KABUL— Afghan President Hamid Karzai said Saturday that the recent assassination attempt on the country’s intelligence chief was planned in Pakistan, but vowed it would not stop him from seeking Islamabad’s help in coaxing militants to the negotiating table.
The attack, conducted by a suicide bomber posing as a peace messenger, severely wounded Asadullah Khalid, dealing a setback to fragile efforts to reconcile with the Taliban and find a political resolution to Afghanistan’s war, now in its 12th year.
Karzai did not provide evidence for his claim that the attack on Khalid was organized in Pakistan, and he was careful not to accuse Islamabad of having a role in Thursday’s suicide blast. But he stressed that he would raise the issue with high-ranking Pakistani officials.
‘‘We will be seeking a lot of clarifications from Pakistan because we know that this man who came there in the name of a guest to meet with Asudullah Khalid came from Pakistan,’’ Karzai said. ‘‘We know that for a fact.’’
The Pakistani foreign affairs ministry said in a statement that the Afghan government should share information or evidence it might have about the attack before it levels accusation.

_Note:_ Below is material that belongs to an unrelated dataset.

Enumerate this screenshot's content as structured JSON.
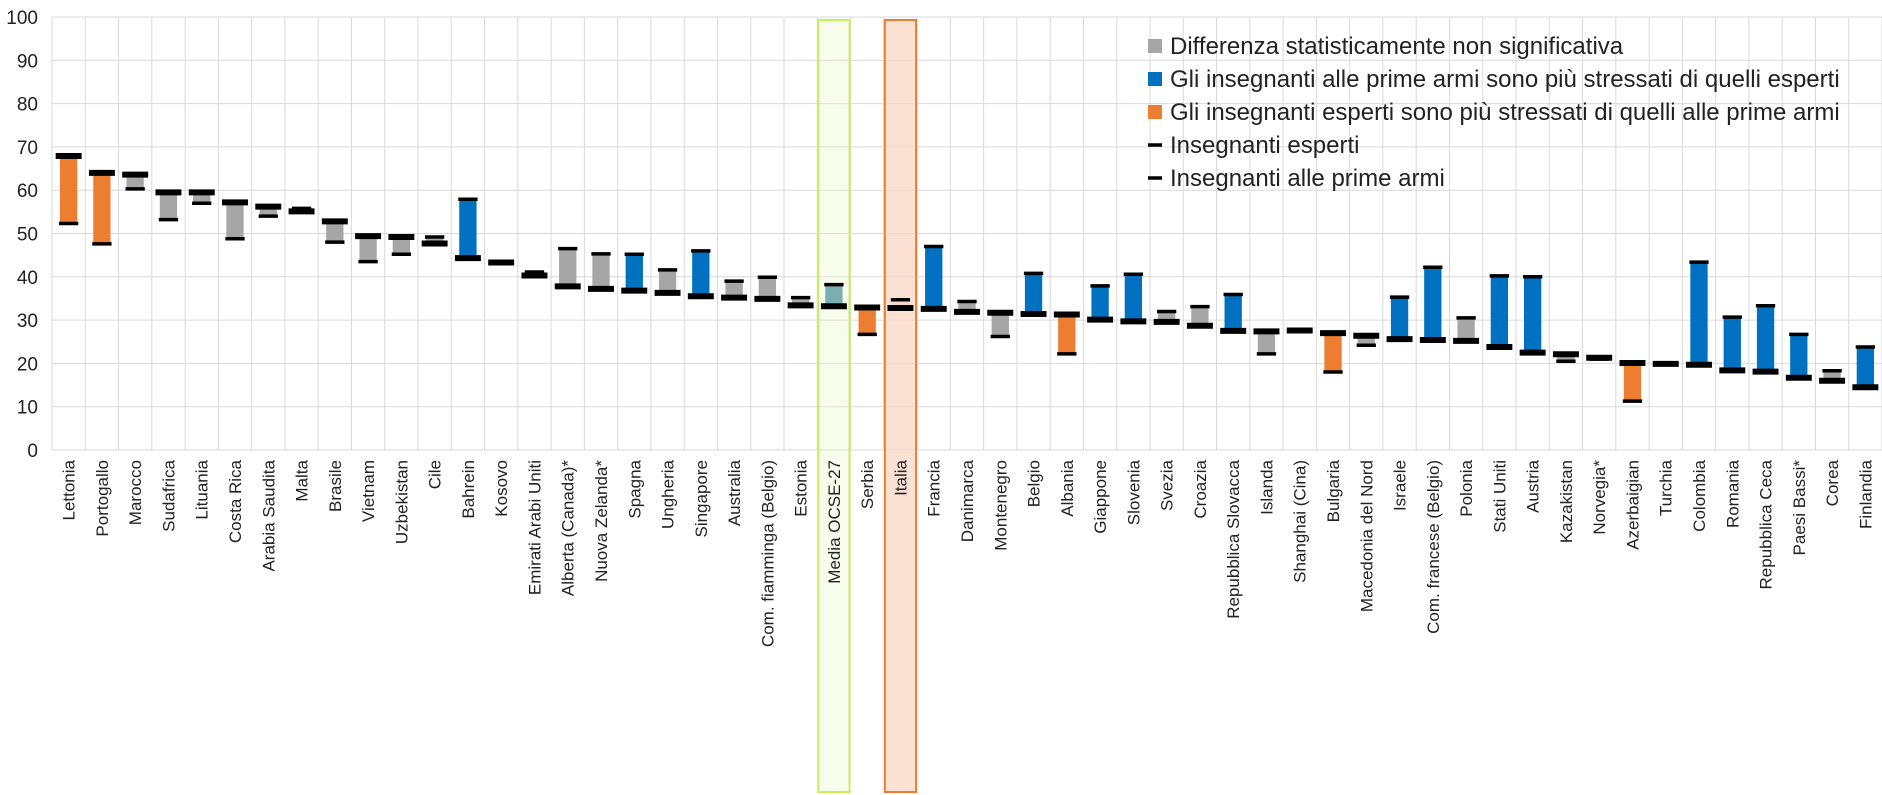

The ministry also offered to help the Afghan government investigate any lapses it had in the intelligence chief’s security.
‘‘Pakistan is ready to assist any investigation of this criminal act,’’ it said.
Karzai said Khalid, the head of the National Directorate of Security, was recovering from wounds to his torso and lower body after the bomber detonated explosives that he had hidden inside his body. The Afghan intelligence agency said earlier that the explosives were hidden in the bomber’s underwear.
Karzai described the attack as ‘‘a very sophisticated and complicated act by a professional intelligence service.’’
‘‘Where is this intelligence service? Is it in our neighborhood, or somewhere else? We need to find out,’’ he said.
The Taliban has claimed responsibility for the attack on Khalid — the fifth attempt on his life in as many years.
The blast was reminiscent of the September 2011 assassination of former Afghan President Burhanuddin Rabbani, who at the time was leader of a government-appointed peace council. In that attack, an insurgent posing as a Taliban peace envoy detonated a bomb hidden in his turban as he met Rabbani at his Kabul home. Afghan officials have said that the Rabbani killing was planned in the city of Quetta in Pakistan.
Pakistan is seen as a key player in the Afghan peace process. Islamabad has ties to the Taliban dating to the 1990s, and many of the group’s leaders are thought to be held or living in Pakistani territory.
Despite his claims that the attack was planned in Pakistan, Karzai said it would not deter him from pursuing dialogue with the country. He also reiterated his request for Islamabad to release Afghan Taliban figures who have expressed an interest in reconciliation with his government.
Karzai said it was the third attack on key Afghan figures that came since his government appeared to be gaining traction on peace efforts.
In July 2011, Karzai’s half-brother, Ahmed Wali Karzai, was shot and killed by a close associate in Kandahar, the largest Afghan city in the south.
The United States and Afghanistan have accused Islamabad of ongoing support for the Taliban. Pakistan has denied that, but many analysts think the nation continues to see the group as an ally in Afghanistan to counter archenemy India.
The United States and its allies fighting in Afghanistan hope for a peace deal with the Taliban as international combat troops finish their campaign by the end of 2014. But obstacles remain, and it is unclear if the Taliban will take part in the process, rather than just wait until foreign forces withdraw.